Google is known for giving developers difficult and quirky brain teasers during the hiring process. They’re specifically designed to filter out all but the top 1% of coders with the ability to solve complex programming problems.
In the 2013 film, The Internship, Owen Wilson and Vince Vaughan pit their wits against Google’s hiring manager for a chance to win one of Google’s coveted internships. They had to work out how to escape from a blender if they’d been shrunk down to the size of flies and put inside. To this, Owen Wilson responded, “physics scares me.” He was not what you might call a 10x dev.
The Mythical 10x Dev
Techpedia defines a 10x dev as “an individual who is thought to be as productive as 10 others in his or her field.

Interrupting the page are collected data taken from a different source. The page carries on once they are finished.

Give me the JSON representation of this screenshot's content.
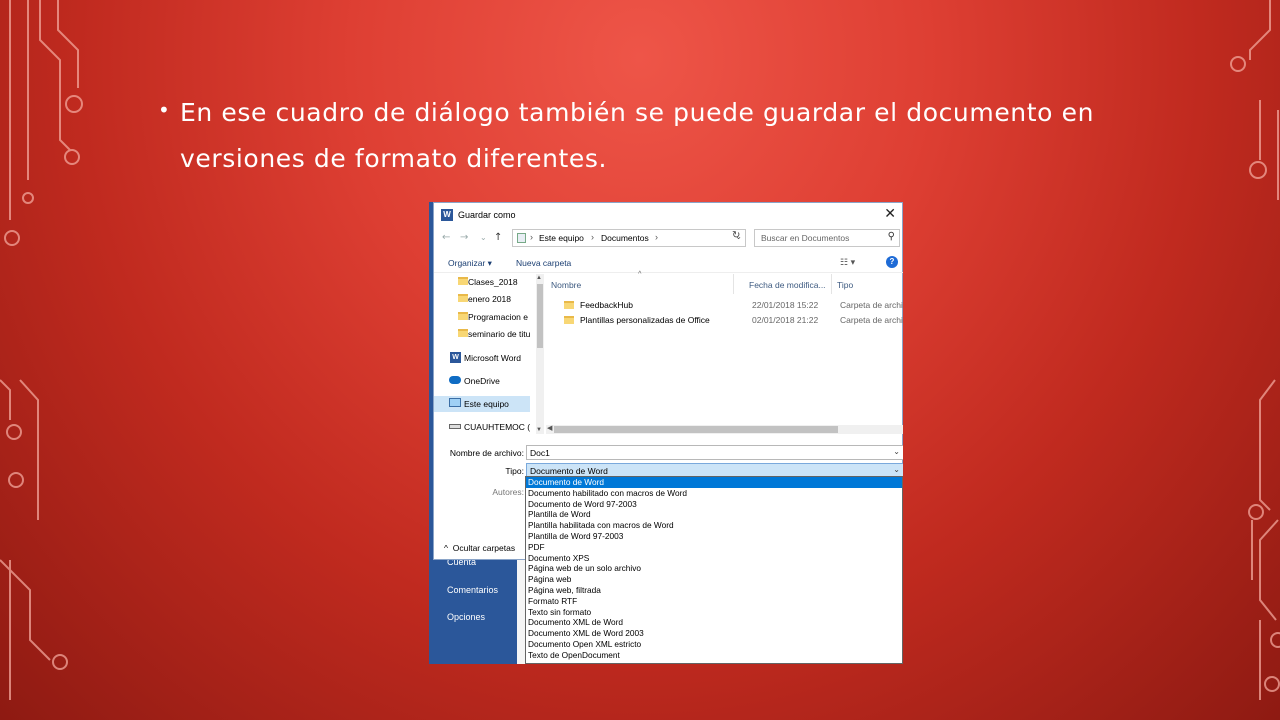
{
  "bullet": {
    "line1": "En ese cuadro de diálogo también se puede guardar el documento en",
    "line2": "versiones de formato diferentes."
  },
  "dialog": {
    "title": "Guardar como",
    "address": [
      "Este equipo",
      "Documentos"
    ],
    "search_placeholder": "Buscar en Documentos",
    "toolbar": {
      "organize": "Organizar ▾",
      "new_folder": "Nueva carpeta"
    },
    "nav_items": [
      {
        "label": "Clases_2018",
        "icon": "folder-icon"
      },
      {
        "label": "enero 2018",
        "icon": "folder-icon"
      },
      {
        "label": "Programacion e",
        "icon": "folder-icon"
      },
      {
        "label": "seminario de titu",
        "icon": "folder-icon"
      },
      {
        "label": "Microsoft Word",
        "icon": "word-icon"
      },
      {
        "label": "OneDrive",
        "icon": "cloud-icon"
      },
      {
        "label": "Este equipo",
        "icon": "computer-icon"
      },
      {
        "label": "CUAUHTEMOC (D",
        "icon": "drive-icon"
      }
    ],
    "columns": [
      "Nombre",
      "Fecha de modifica...",
      "Tipo"
    ],
    "files": [
      {
        "name": "FeedbackHub",
        "date": "22/01/2018 15:22",
        "type": "Carpeta de archiv"
      },
      {
        "name": "Plantillas personalizadas de Office",
        "date": "02/01/2018 21:22",
        "type": "Carpeta de archiv"
      }
    ],
    "filename_label": "Nombre de archivo:",
    "filename_value": "Doc1",
    "type_label": "Tipo:",
    "type_value": "Documento de Word",
    "authors_label": "Autores:",
    "hide_folders": "Ocultar carpetas"
  },
  "file_types": [
    "Documento de Word",
    "Documento habilitado con macros de Word",
    "Documento de Word 97-2003",
    "Plantilla de Word",
    "Plantilla habilitada con macros de Word",
    "Plantilla de Word 97-2003",
    "PDF",
    "Documento XPS",
    "Página web de un solo archivo",
    "Página web",
    "Página web, filtrada",
    "Formato RTF",
    "Texto sin formato",
    "Documento XML de Word",
    "Documento XML de Word 2003",
    "Documento Open XML estricto",
    "Texto de OpenDocument"
  ],
  "backstage": {
    "item1": "Cuenta",
    "item2": "Comentarios",
    "item3": "Opciones"
  },
  "colors": {
    "background": "#de3f33",
    "accent_line": "#f3a79c",
    "word_blue": "#2b579a",
    "selection": "#0078d7"
  }
}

The 10x developer would produce 10 times the outcomes of other colleagues, in a production, engineering or software design environment.” It’s not hard surprising that every company wants to attract and hire these programmers.
A development team made of these mythical coding unicorns should be able to outperform average development teams by an order of magnitude, potentially leading to massive profits. There’s just one problem with building a business plan around this, it’s completely unreasonable. Regardless, the productivity of a software team is much more contingent on effective practices and culture than any individual’s abilities. Let’s explore this a bit.
Tar Pits of Code
IBM manager Fred Brooks painted a nightmare picture of how software development could go wrong in his essay The Tar Pit. Tar pits around the world contain the bodies of mammoths and sabre-toothed tigers who blundered in, only to find the tar was a death trap; the more fiercely they struggled to escape, the deeper they sank.
Brookes’ analogy was as pointed as it was chilling. An unavoidable by-product of large software projects is system complexity. He theorized that such projects are like tar pits and programmers working on them are in constant danger of being trapped within them. It doesn’t matter how quick they are at solving problems, the rot eventually sets in and development slows to a snail pace.
A Tale of Two Companies
About a year ago, I was entrenched in one of Brooks’ tar pits. It was a small software company who had built their codebase on a sturdy – if a little old fashioned – Java tech stack. On the business side they had some respectable clients, who paid them a lot of money. Not only were they keeping the lights on, there was cold beer in the fridge. Unfortunately, this picture of paradise crumbled as soon as anyone tried to do any actual coding.
There was no documentation (the resident 10x devs hadn’t written any), and unit test coverage for the entire codebase was less than 5% (because those same 10x devs didn’t know how to do TDD). The codebase was a monolith application, so to test any changes – even one line of code – you had to build the entire application and deploy it.
To top it off there was only one development server. Whenever anyone wanted to deploy a code change, for any reason, they had to holler “deploy to dev” to the entire room and wait for the entire room to give the ok (who said coding wasn’t a spectator sport?).
As a result, productivity was low, very low. Developers with Masters degrees in computer science were writing ten lines of code a day. The rest of their time was spent reading code or reading the server logs. When I was at that company, I couldn’t program my way out of a wet paper bag.
In contrast to this previous experience, I’m now working at a start-up which markets healthcare apps. I’m working entirely remotely, becoming familiar with an entirely new system on the job. The only other guy I talk to is my boss, and communication channels are limited to Slack and Zoom. And I’m doing fine.
There’s no documentation yet but that doesn’t bother me. Firebase enables me to deploy my code with a single command while Node lets me fire it up on my laptop. Chrome dev tools gives me real-time feedback on what my system is doing, meaning I’ve got observability in spades.
What it Takes to Maintain Speed of Software Development
For me, the moral of the previous tale is that tooling and processes matter. Developers often think that their expert knowledge enables them to make even the most cumbersome tools pay dividends. The 2019 State of DevOps report busts this myth, showing that user-friendly tools and processes are just as important for pro devs as they are for end users.
The fastest software teams use off-the-shelf systems that can be easily learned and require little customization. Developers in these teams can take their toolchain for granted and focus all their efforts on what Martin Fowler called “strategic” software. This is code that enhances the product and makes money for the company.
The explosion in serverless computing, containerisation, and automated pipelines has provided a plethora of commercially available tools for painless feature integration and deployment. State of DevOps findings show 92% of the highest performing software teams use automated build tools. In 2020, there is a wealth of CI/CD pipeline solutions, the most popular being Jenkins, Azure DevOps Services and CircleCI.
Accessible Knowledge Bases
The State of DevOps also found that easy internal and external search improved productivity. Internal search covers documentation, ticketing systems and easily navigable company codebases. External search includes Google and go-to sites like Stack Overflow. Good documentation and efficient project management frameworks, mediated by tools like Confluence and JIRA, increase developer productivity by over 70%.
Trust and Respect
A final point is psychological safety. Developers solve problems most effectively when they are working with people they can trust and respect. Like Thor and his hammer, a dev with the right tools can move the world.